1915 British silent drama film

A Welsh Singer (1915) is a lost British silent romantic film based on a novel of the same name. Produced by Florence Turner's Turner Film Company, it is a romance between two lovers from rural Wales who move to London and become artists. Among the company's most popular films, it was praised by British newspapers but received a mixed review in an American magazine. Turner starred as the female lead, while the male lead Henry Edwards also served as its director, marking his directorial debut.

== Plot ==
The Welsh shepherd Ieuan and his lover, the shepherdess Milfawny, separately move from rural Wales to London. Milfawny gains fame as a singer, while Ieuan becomes a noted sculptor. Ieuan falls in love with Milfawny again while in London, unaware of her identity. Upon the two's return to Wales, they begin a romantic relationship.

== Production and marketing ==
A Welsh Singer is a lost silent feature film was made in the United Kingdom by the American actress Florence Turner's Turner Film Company.
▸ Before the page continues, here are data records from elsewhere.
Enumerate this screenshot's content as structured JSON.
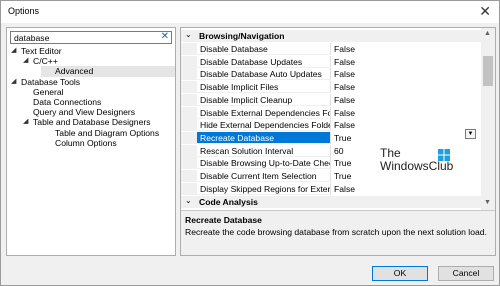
{
  "window": {
    "title": "Options"
  },
  "search": {
    "value": "database"
  },
  "tree": [
    {
      "label": "Text Editor",
      "level": 0,
      "expanded": true,
      "selected": false
    },
    {
      "label": "C/C++",
      "level": 1,
      "expanded": true,
      "selected": false
    },
    {
      "label": "Advanced",
      "level": 2,
      "expanded": null,
      "selected": true
    },
    {
      "label": "Database Tools",
      "level": 0,
      "expanded": true,
      "selected": false
    },
    {
      "label": "General",
      "level": 1,
      "expanded": null,
      "selected": false
    },
    {
      "label": "Data Connections",
      "level": 1,
      "expanded": null,
      "selected": false
    },
    {
      "label": "Query and View Designers",
      "level": 1,
      "expanded": null,
      "selected": false
    },
    {
      "label": "Table and Database Designers",
      "level": 1,
      "expanded": true,
      "selected": false
    },
    {
      "label": "Table and Diagram Options",
      "level": 2,
      "expanded": null,
      "selected": false
    },
    {
      "label": "Column Options",
      "level": 2,
      "expanded": null,
      "selected": false
    }
  ],
  "grid": {
    "category1": "Browsing/Navigation",
    "category2": "Code Analysis",
    "properties": [
      {
        "name": "Disable Database",
        "value": "False",
        "selected": false
      },
      {
        "name": "Disable Database Updates",
        "value": "False",
        "selected": false
      },
      {
        "name": "Disable Database Auto Updates",
        "value": "False",
        "selected": false
      },
      {
        "name": "Disable Implicit Files",
        "value": "False",
        "selected": false
      },
      {
        "name": "Disable Implicit Cleanup",
        "value": "False",
        "selected": false
      },
      {
        "name": "Disable External Dependencies Folders",
        "value": "False",
        "selected": false
      },
      {
        "name": "Hide External Dependencies Folders",
        "value": "False",
        "selected": false
      },
      {
        "name": "Recreate Database",
        "value": "True",
        "selected": true
      },
      {
        "name": "Rescan Solution Interval",
        "value": "60",
        "selected": false
      },
      {
        "name": "Disable Browsing Up-to-Date Check",
        "value": "True",
        "selected": false
      },
      {
        "name": "Disable Current Item Selection",
        "value": "True",
        "selected": false
      },
      {
        "name": "Display Skipped Regions for External",
        "value": "False",
        "selected": false
      }
    ]
  },
  "description": {
    "title": "Recreate Database",
    "text": "Recreate the code browsing database from scratch upon the next solution load."
  },
  "watermark": {
    "line1": "The",
    "line2": "WindowsClub"
  },
  "buttons": {
    "ok": "OK",
    "cancel": "Cancel"
  },
  "colors": {
    "selection": "#0078d7",
    "background": "#f0f0f0"
  }
}
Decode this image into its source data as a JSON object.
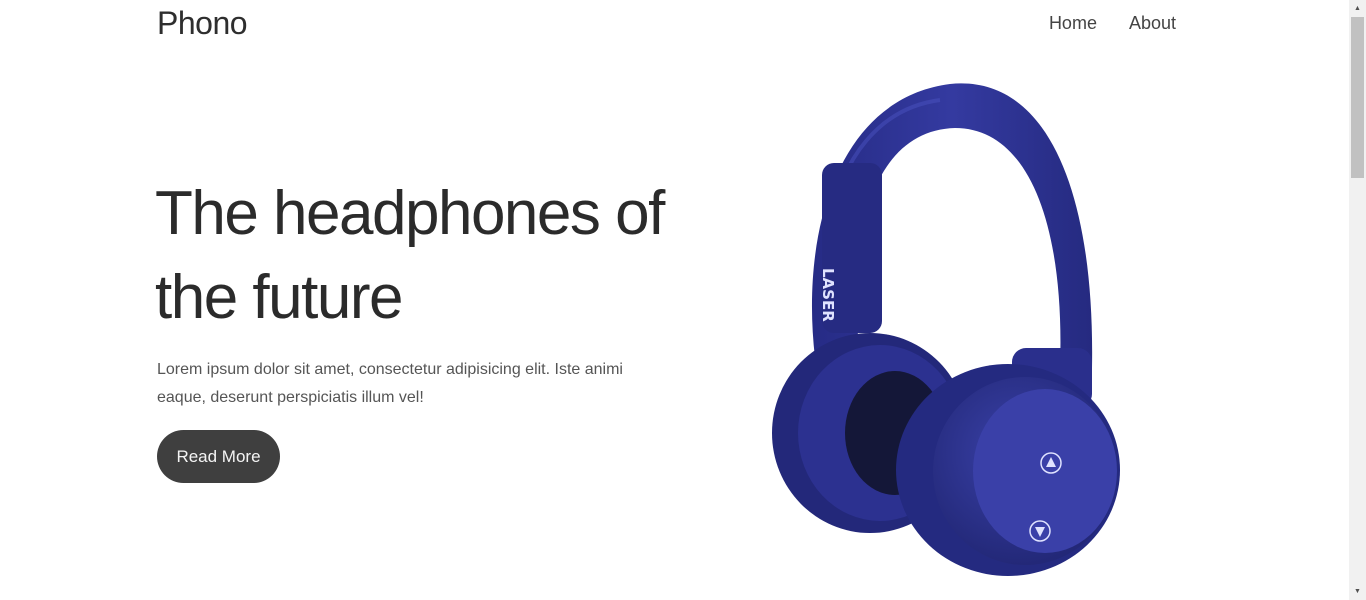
{
  "header": {
    "brand": "Phono",
    "nav": [
      {
        "label": "Home"
      },
      {
        "label": "About"
      }
    ]
  },
  "hero": {
    "title": "The headphones of the future",
    "description": "Lorem ipsum dolor sit amet, consectetur adipisicing elit. Iste animi eaque, deserunt perspiciatis illum vel!",
    "button_label": "Read More",
    "image": {
      "icon": "headphones-image",
      "brand_text": "LASER",
      "color": "#2b3190"
    }
  },
  "colors": {
    "button_bg": "#3f3f3f",
    "text": "#2b2b2b",
    "headphone_blue": "#2b3190"
  }
}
Like many films set in Wales during the 1910s, it was a romance produced by an English studio. It was based on the popular novel A Welsh Singer by Allen Raine, one of three films based on her work. The film was the first directed by English actor Henry Edwards, who also appeared as the male lead Leuan. The script was written by Edwards and American director Laurence Trimble. Turner served as the main female lead, Mifawny. Edwards and Turner had appeared together as co-stars in Trimble's own film earlier in 1915, Lost and Won. Other actors included Campbell Gullan, Malcolm Cherry, Una Venning and Fred Rains. Edith Evans, who mainly acted in theatre, made her first of two silent film appearances; after these, she would not appear in a film again until acting in The Last Days on Dolwyn in 1948.
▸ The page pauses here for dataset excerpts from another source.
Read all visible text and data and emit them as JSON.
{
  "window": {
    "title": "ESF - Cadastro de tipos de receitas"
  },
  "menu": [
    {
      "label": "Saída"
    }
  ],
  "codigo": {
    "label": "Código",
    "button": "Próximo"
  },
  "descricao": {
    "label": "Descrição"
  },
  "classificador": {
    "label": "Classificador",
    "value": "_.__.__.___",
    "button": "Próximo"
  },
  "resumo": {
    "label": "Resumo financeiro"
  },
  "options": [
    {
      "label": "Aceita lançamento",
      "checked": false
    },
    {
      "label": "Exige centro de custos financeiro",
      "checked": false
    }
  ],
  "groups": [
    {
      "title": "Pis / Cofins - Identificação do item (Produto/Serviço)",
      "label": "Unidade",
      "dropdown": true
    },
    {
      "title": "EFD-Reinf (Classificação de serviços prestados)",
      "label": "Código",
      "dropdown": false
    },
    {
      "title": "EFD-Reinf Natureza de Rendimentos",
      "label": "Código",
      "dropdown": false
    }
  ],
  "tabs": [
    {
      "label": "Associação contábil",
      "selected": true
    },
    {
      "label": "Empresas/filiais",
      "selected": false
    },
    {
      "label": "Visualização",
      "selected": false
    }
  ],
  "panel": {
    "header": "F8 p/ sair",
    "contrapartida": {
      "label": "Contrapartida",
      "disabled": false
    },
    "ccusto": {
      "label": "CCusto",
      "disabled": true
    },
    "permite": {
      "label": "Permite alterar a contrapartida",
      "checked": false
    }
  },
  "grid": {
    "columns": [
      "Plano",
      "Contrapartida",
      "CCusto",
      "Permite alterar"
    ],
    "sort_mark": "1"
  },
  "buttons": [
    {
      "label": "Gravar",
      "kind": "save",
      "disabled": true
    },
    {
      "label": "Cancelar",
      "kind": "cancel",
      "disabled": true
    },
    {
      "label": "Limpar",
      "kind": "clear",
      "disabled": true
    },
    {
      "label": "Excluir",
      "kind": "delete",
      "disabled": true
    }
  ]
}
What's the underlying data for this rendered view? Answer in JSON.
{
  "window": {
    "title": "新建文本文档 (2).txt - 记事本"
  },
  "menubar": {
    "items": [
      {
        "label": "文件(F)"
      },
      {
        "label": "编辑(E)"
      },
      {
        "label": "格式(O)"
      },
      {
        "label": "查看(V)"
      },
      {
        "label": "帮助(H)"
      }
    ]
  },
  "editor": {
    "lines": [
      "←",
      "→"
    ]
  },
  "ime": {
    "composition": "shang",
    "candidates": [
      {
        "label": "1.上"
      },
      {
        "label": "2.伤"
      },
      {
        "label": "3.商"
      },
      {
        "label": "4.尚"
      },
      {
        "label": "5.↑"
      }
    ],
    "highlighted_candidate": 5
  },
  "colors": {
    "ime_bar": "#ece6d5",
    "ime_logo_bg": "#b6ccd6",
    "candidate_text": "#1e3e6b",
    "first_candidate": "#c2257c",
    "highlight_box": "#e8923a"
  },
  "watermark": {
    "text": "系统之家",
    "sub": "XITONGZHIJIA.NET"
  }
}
The film was released in 1915. It was five reels long, with a total reel length of 4,600 ft. An advertisement aimed at cinema owners in a trade magazine, The Bioscope, encouraged them to "Book this all-British film. It will not let you down. Never before has a film been produced with such artistic feeling and so cleverly acted." Various local newspapers in the United Kingdom ran advertisements for the film; those with closer links to Wales often put emphasis on the film's Welsh setting.

== Reaction ==
A Welsh Singer was among the most popular films produced by Turner. A review in Grimsby News praised the depiction of rural Wales and a scene featuring a fire and rescue from a crowded concert hall. A Birkenhead News review also praised the production, naming it a "picture of outstanding merit". An article in the Welsh paper Porthcawl News noted that the film "should appeal to all Welsh folk, and is worthy of a visit." The American trade magazine, Variety, gave a less enthusiastic review of the film. It praised the quality of Turner's acting and said the film was better than a previous film she had appeared in. However, it described a scene where a character did not recognise his former love interest as "unconvincing". The review concluded that there was "no doubt" that the film would be "acceptable" for cinemas.